Is Vertica Clustering Increase Performance?
Hi, we have a system with high volume bulk load, for now we load 10 k data per second
and retain data for 10 days...
But in future we need scale our system and should handle 50 k data per second
and we should retain data for 20 days.
For now, we use Vertica in single Node, and after 5 or 6 TB, simple queries like count(*) take long time.
I know clustering is good for high availability, but we need performance optimization in 2 phase:
bulk loading and query execution.
Is Clustering increase performance in bulk loading and query execution?
0
Comments
Yes definately cluster would give you better query performance and load performance than a single node cluser as volumn of data increase. highly recommended that you plan for it .
@skamat
does Vertica have linear scalability?
Bulk loading data can also be done in a stand by node that will not affect the cluster query performance.

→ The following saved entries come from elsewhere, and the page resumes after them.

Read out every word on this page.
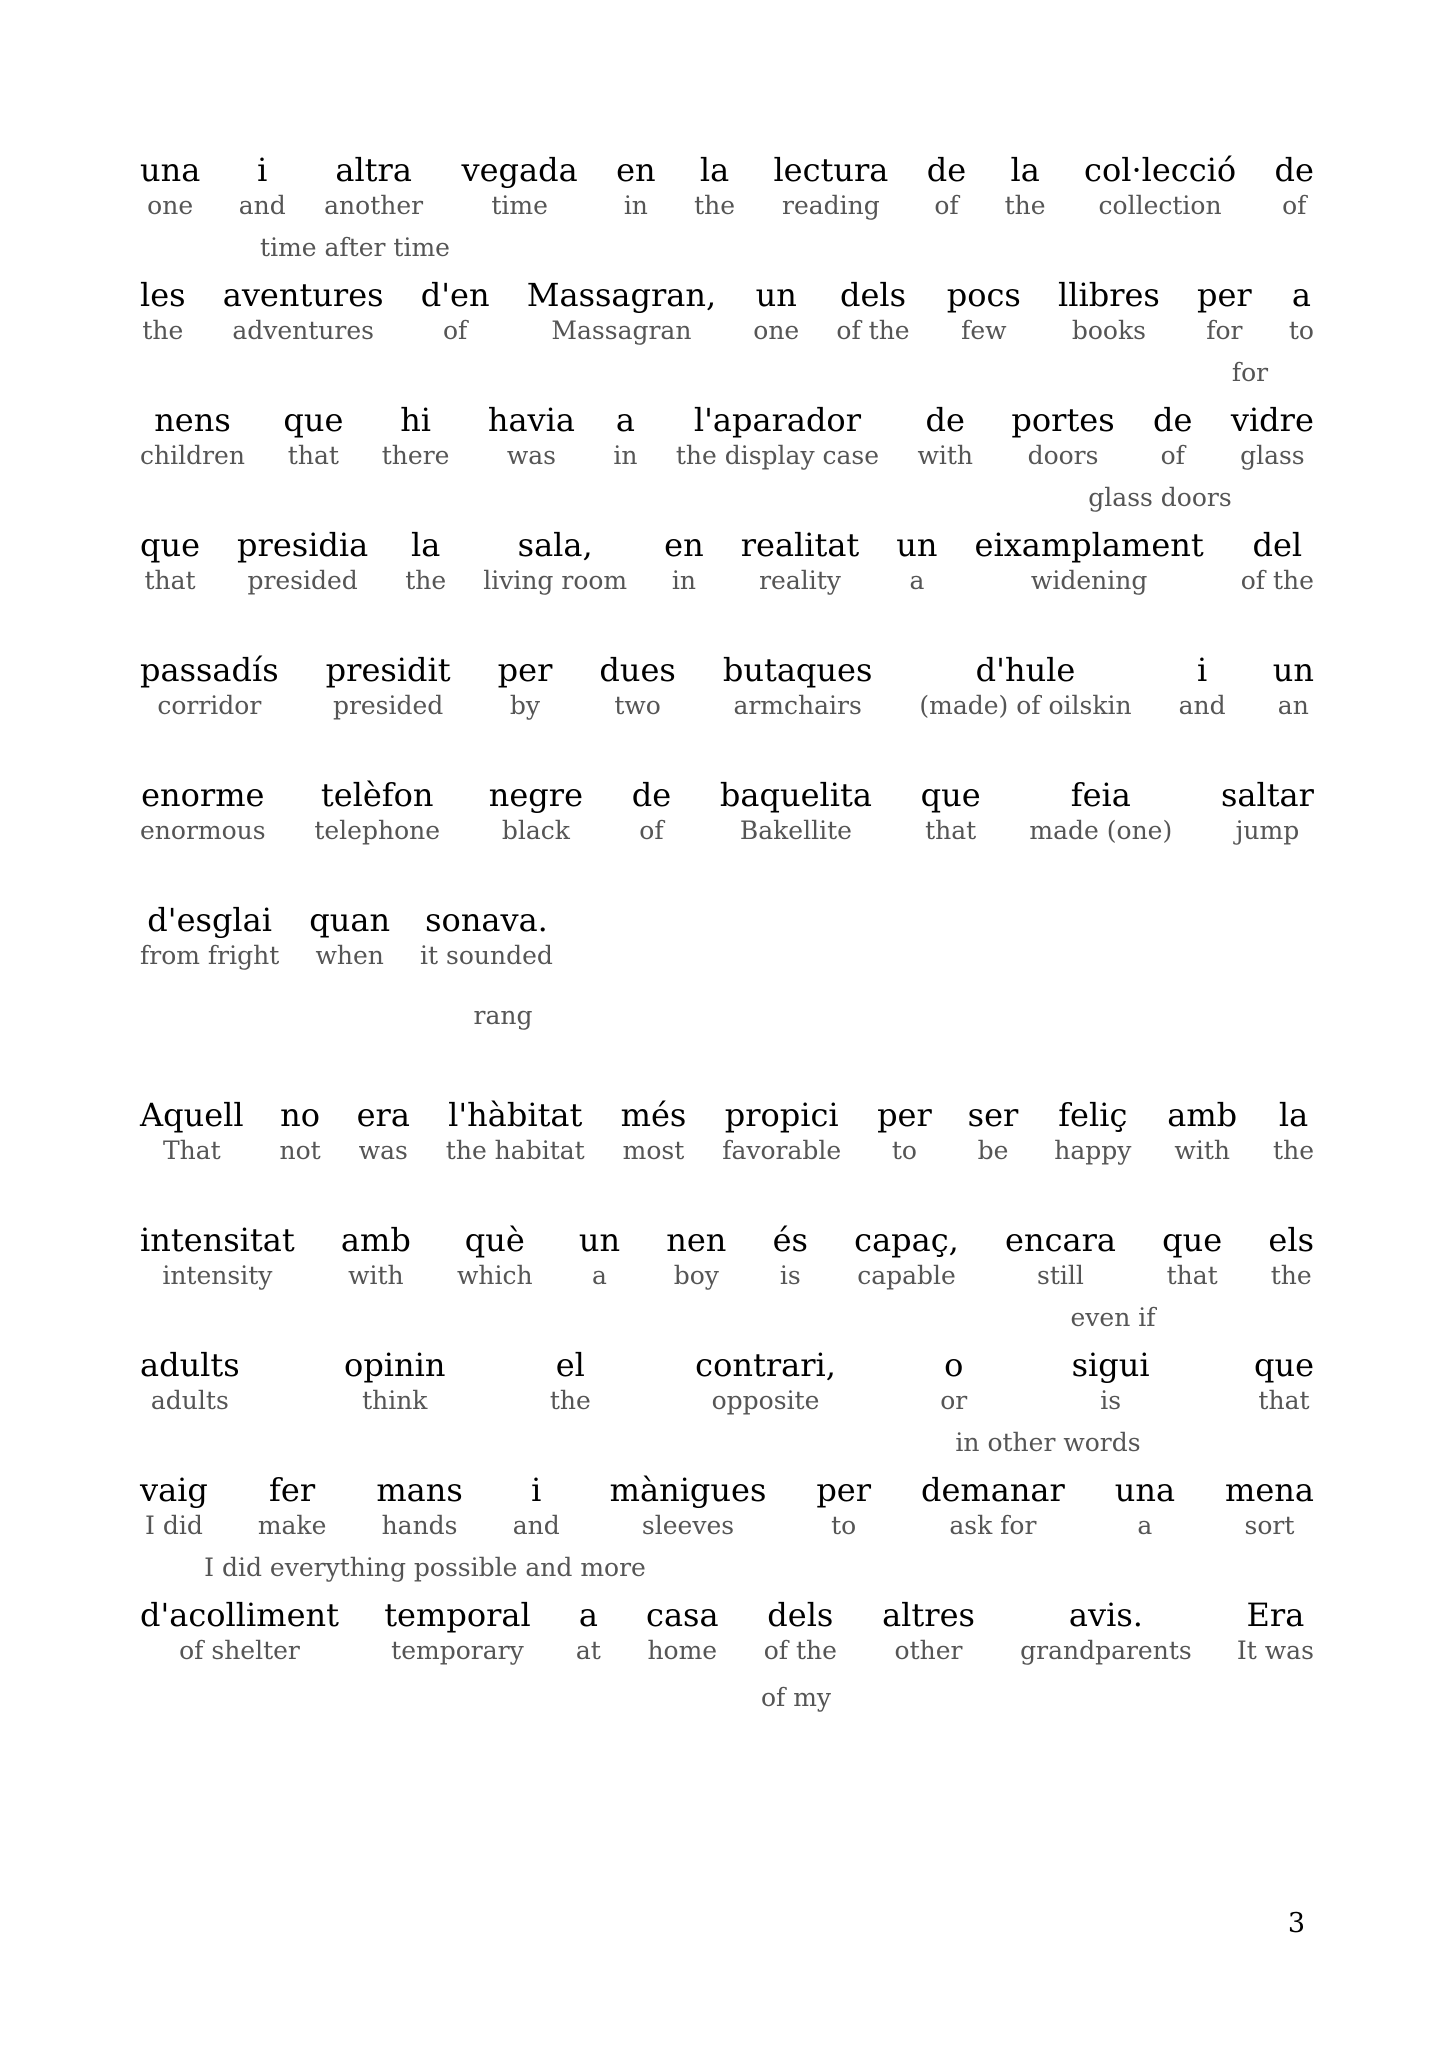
3
una
one
i
and
altra
another
vegada
time
en
in
la
the
lectura
reading
de
of
la
the
col·lecció
collection
de
of
time after time
les
the
aventures
adventures
d'en
of
Massagran,
Massagran
un
one
dels
of the
pocs
few
llibres
books
per
for
a
to
for
nens
children
que
that
hi
there
havia
was
a
in
l'aparador
the display case
de
with
portes
doors
de
of
vidre
glass
glass doors
que
that
presidia
presided
la
the
sala,
living room
en
in
realitat
reality
un
a
eixamplament
widening
del
of the
passadís
corridor
presidit
presided
per
by
dues
two
butaques
armchairs
d'hule
(made) of oilskin
i
and
un
an
enorme
enormous
telèfon
telephone
negre
black
de
of
baquelita
Bakellite
que
that
feia
made (one)
saltar
jump
d'esglai
from fright
quan
when
sonava.
it sounded
rang
Aquell
That
no
not
era
was
l'hàbitat
the habitat
més
most
propici
favorable
per
to
ser
be
feliç
happy
amb
with
la
the
intensitat
intensity
amb
with
què
which
un
a
nen
boy
és
is
capaç,
capable
encara
still
que
that
els
the
even if
adults
adults
opinin
think
el
the
contrari,
opposite
o
or
sigui
is
que
that
in other words
vaig
I did
fer
make
mans
hands
i
and
mànigues
sleeves
per
to
demanar
ask for
una
a
mena
sort
I did everything possible and more
d'acolliment
of shelter
temporal
temporary
a
at
casa
home
dels
of the
altres
other
avis.
grandparents
Era
It was
of my
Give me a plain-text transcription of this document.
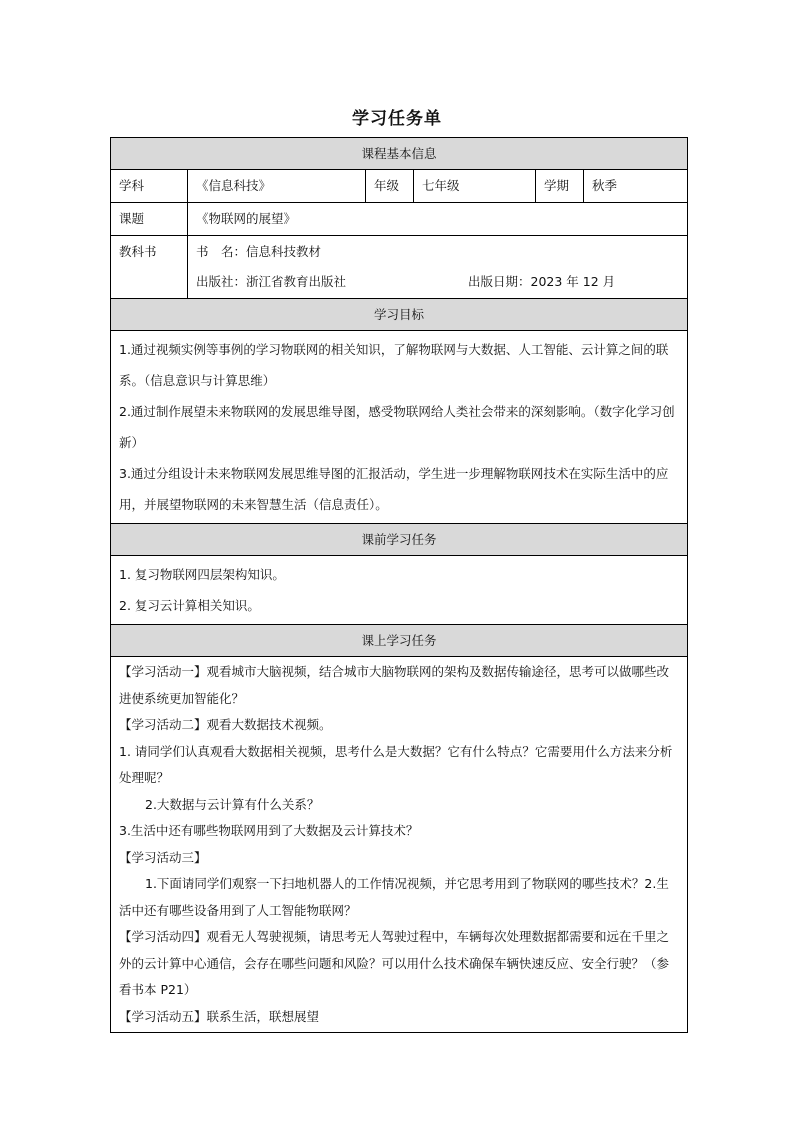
学习任务单
课程基本信息
学科	《信息科技》	年级	七年级	学期	秋季
课题	《物联网的展望》
教科书	书　名：信息科技教材
出版社：浙江省教育出版社	出版日期：2023 年 12 月
学习目标
1.通过视频实例等事例的学习物联网的相关知识，了解物联网与大数据、人工智能、云计算之间的联系。（信息意识与计算思维）
2.通过制作展望未来物联网的发展思维导图，感受物联网给人类社会带来的深刻影响。（数字化学习创新）
3.通过分组设计未来物联网发展思维导图的汇报活动，学生进一步理解物联网技术在实际生活中的应用，并展望物联网的未来智慧生活（信息责任）。
课前学习任务
1. 复习物联网四层架构知识。
2. 复习云计算相关知识。
课上学习任务
【学习活动一】观看城市大脑视频，结合城市大脑物联网的架构及数据传输途径，思考可以做哪些改进使系统更加智能化？
【学习活动二】观看大数据技术视频。
1. 请同学们认真观看大数据相关视频，思考什么是大数据？它有什么特点？它需要用什么方法来分析处理呢？
2.大数据与云计算有什么关系？
3.生活中还有哪些物联网用到了大数据及云计算技术？
【学习活动三】
1.下面请同学们观察一下扫地机器人的工作情况视频，并它思考用到了物联网的哪些技术？2.生活中还有哪些设备用到了人工智能物联网？
【学习活动四】观看无人驾驶视频，请思考无人驾驶过程中，车辆每次处理数据都需要和远在千里之外的云计算中心通信，会存在哪些问题和风险？可以用什么技术确保车辆快速反应、安全行驶？（参看书本 P21）
【学习活动五】联系生活，联想展望
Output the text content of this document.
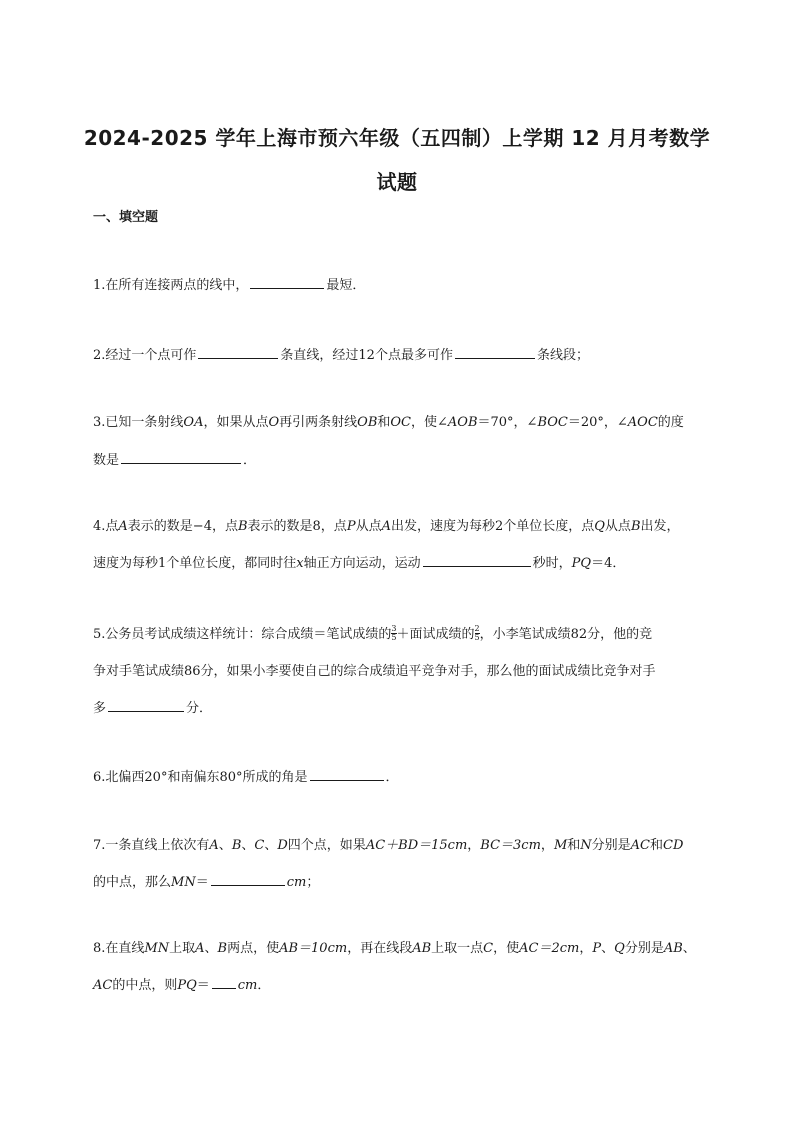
2024-2025 学年上海市预六年级（五四制）上学期 12 月月考数学
试题
一、填空题
1.在所有连接两点的线中，	最短．
2.经过一个点可作	条直线，经过12个点最多可作	条线段；
3.已知一条射线OA，如果从点O再引两条射线OB和OC，使∠AOB＝70°，∠BOC＝20°，∠AOC的度
数是	．
4.点A表示的数是−4，点B表示的数是8，点P从点A出发，速度为每秒2个单位长度，点Q从点B出发，
速度为每秒1个单位长度，都同时往x轴正方向运动，运动	秒时，PQ＝4．
5.公务员考试成绩这样统计：综合成绩＝笔试成绩的 $\frac{3}{5}$ ＋面试成绩的 $\frac{2}{5}$ ，小李笔试成绩82分，他的竞
争对手笔试成绩86分，如果小李要使自己的综合成绩追平竞争对手，那么他的面试成绩比竞争对手
多	分．
6.北偏西20°和南偏东80°所成的角是	．
7.一条直线上依次有A、B、C、D四个点，如果AC＋BD＝15cm，BC＝3cm，M和N分别是AC和CD
的中点，那么MN＝	cm；
8.在直线MN上取A、B两点，使AB＝10cm，再在线段AB上取一点C，使AC＝2cm，P、Q分别是AB、
AC的中点，则PQ＝ cm．
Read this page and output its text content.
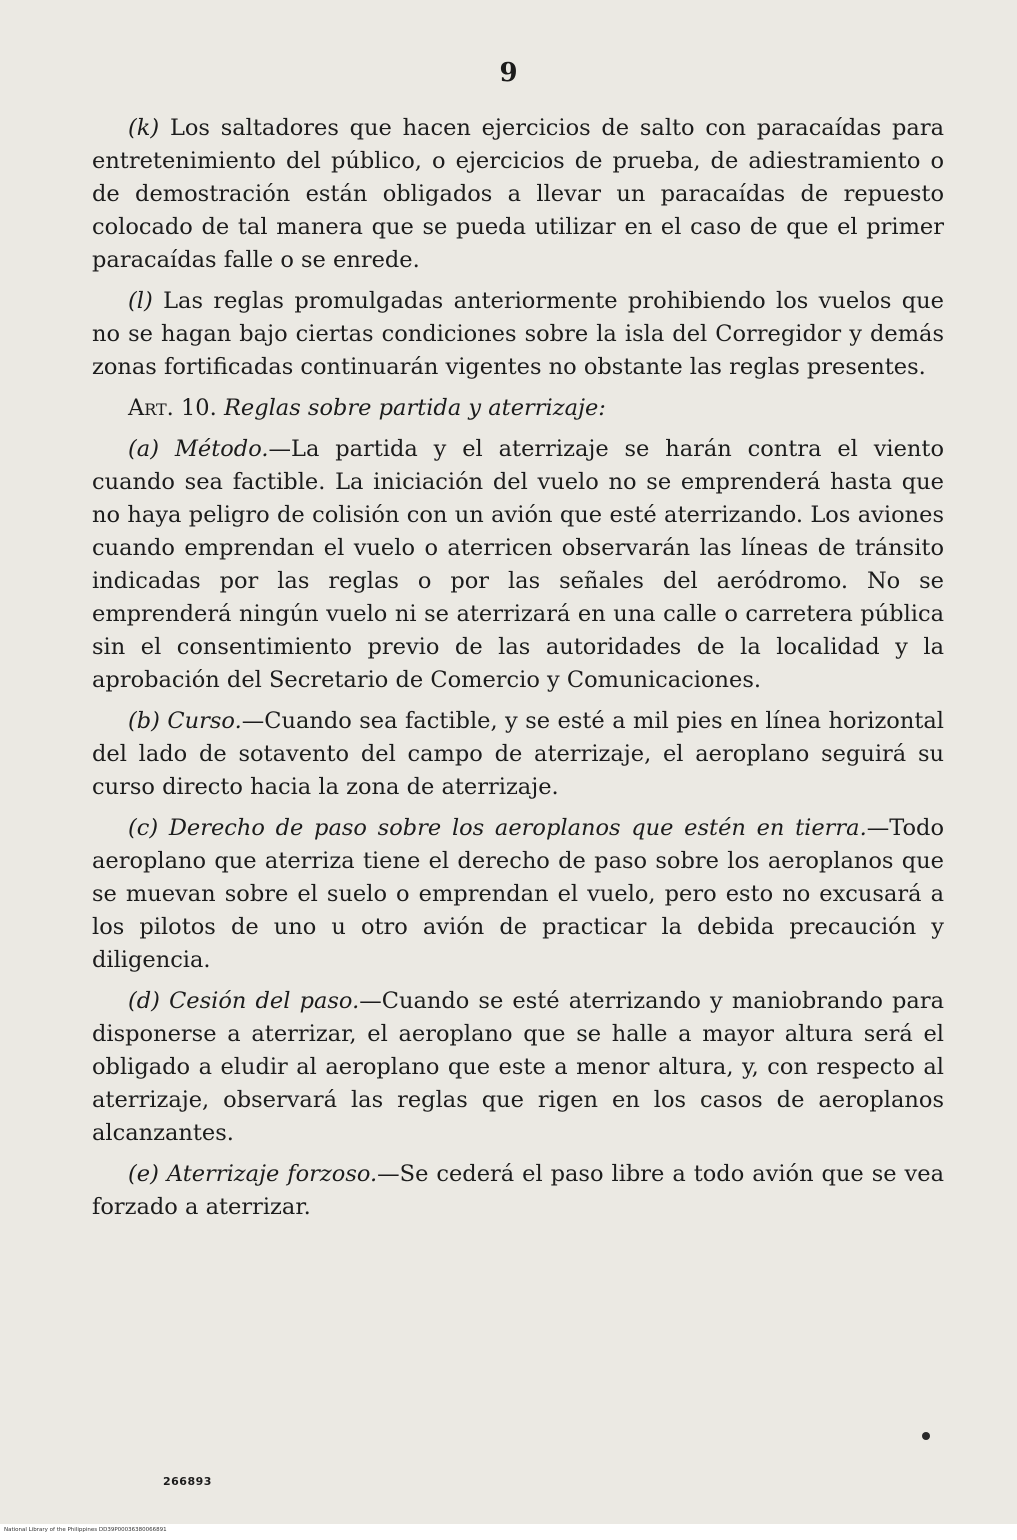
9

(k) Los saltadores que hacen ejercicios de salto con paracaídas para entretenimiento del público, o ejercicios de prueba, de adiestramiento o de demostración están obligados a llevar un paracaídas de repuesto colocado de tal manera que se pueda utilizar en el caso de que el primer paracaídas falle o se enrede.

(l) Las reglas promulgadas anteriormente prohibiendo los vuelos que no se hagan bajo ciertas condiciones sobre la isla del Corregidor y demás zonas fortificadas continuarán vigentes no obstante las reglas presentes.

Art. 10. Reglas sobre partida y aterrizaje:

(a) Método.—La partida y el aterrizaje se harán contra el viento cuando sea factible. La iniciación del vuelo no se emprenderá hasta que no haya peligro de colisión con un avión que esté aterrizando. Los aviones cuando emprendan el vuelo o aterricen observarán las líneas de tránsito indicadas por las reglas o por las señales del aeródromo. No se emprenderá ningún vuelo ni se aterrizará en una calle o carretera pública sin el consentimiento previo de las autoridades de la localidad y la aprobación del Secretario de Comercio y Comunicaciones.

(b) Curso.—Cuando sea factible, y se esté a mil pies en línea horizontal del lado de sotavento del campo de aterrizaje, el aeroplano seguirá su curso directo hacia la zona de aterrizaje.

(c) Derecho de paso sobre los aeroplanos que estén en tierra.—Todo aeroplano que aterriza tiene el derecho de paso sobre los aeroplanos que se muevan sobre el suelo o emprendan el vuelo, pero esto no excusará a los pilotos de uno u otro avión de practicar la debida precaución y diligencia.

(d) Cesión del paso.—Cuando se esté aterrizando y maniobrando para disponerse a aterrizar, el aeroplano que se halle a mayor altura será el obligado a eludir al aeroplano que este a menor altura, y, con respecto al aterrizaje, observará las reglas que rigen en los casos de aeroplanos alcanzantes.

(e) Aterrizaje forzoso.—Se cederá el paso libre a todo avión que se vea forzado a aterrizar.

266893
National Library of the Philippines DD39P00036380066891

Vertica scales very well as you add nodes. keep in mind to optimize projections
@hoseiney ,
As we have experienced, clustering really helpful when you target to have 50k rows per sec. Just remember to have your cluster to have well balanced projections and do run performance scripts, vioperf, vcpuperf and vnetperf.
Intercluster connectivity is very important as during your Trickle loads and bulk loads, inter-node communication and their speed is a very important factor.
Regards,
Raghav Agrawal
Vertica should scale lineally, if you double the data and double the cluster the performance should be similar, not always adding nodes to the same data make the cluster faster, it will depends of the table size.
However you said "performance of like count(*) take long time.", that may be a projection design issue that you can improve by putting in the order by of the projections the keys that you want to count ( group by keys).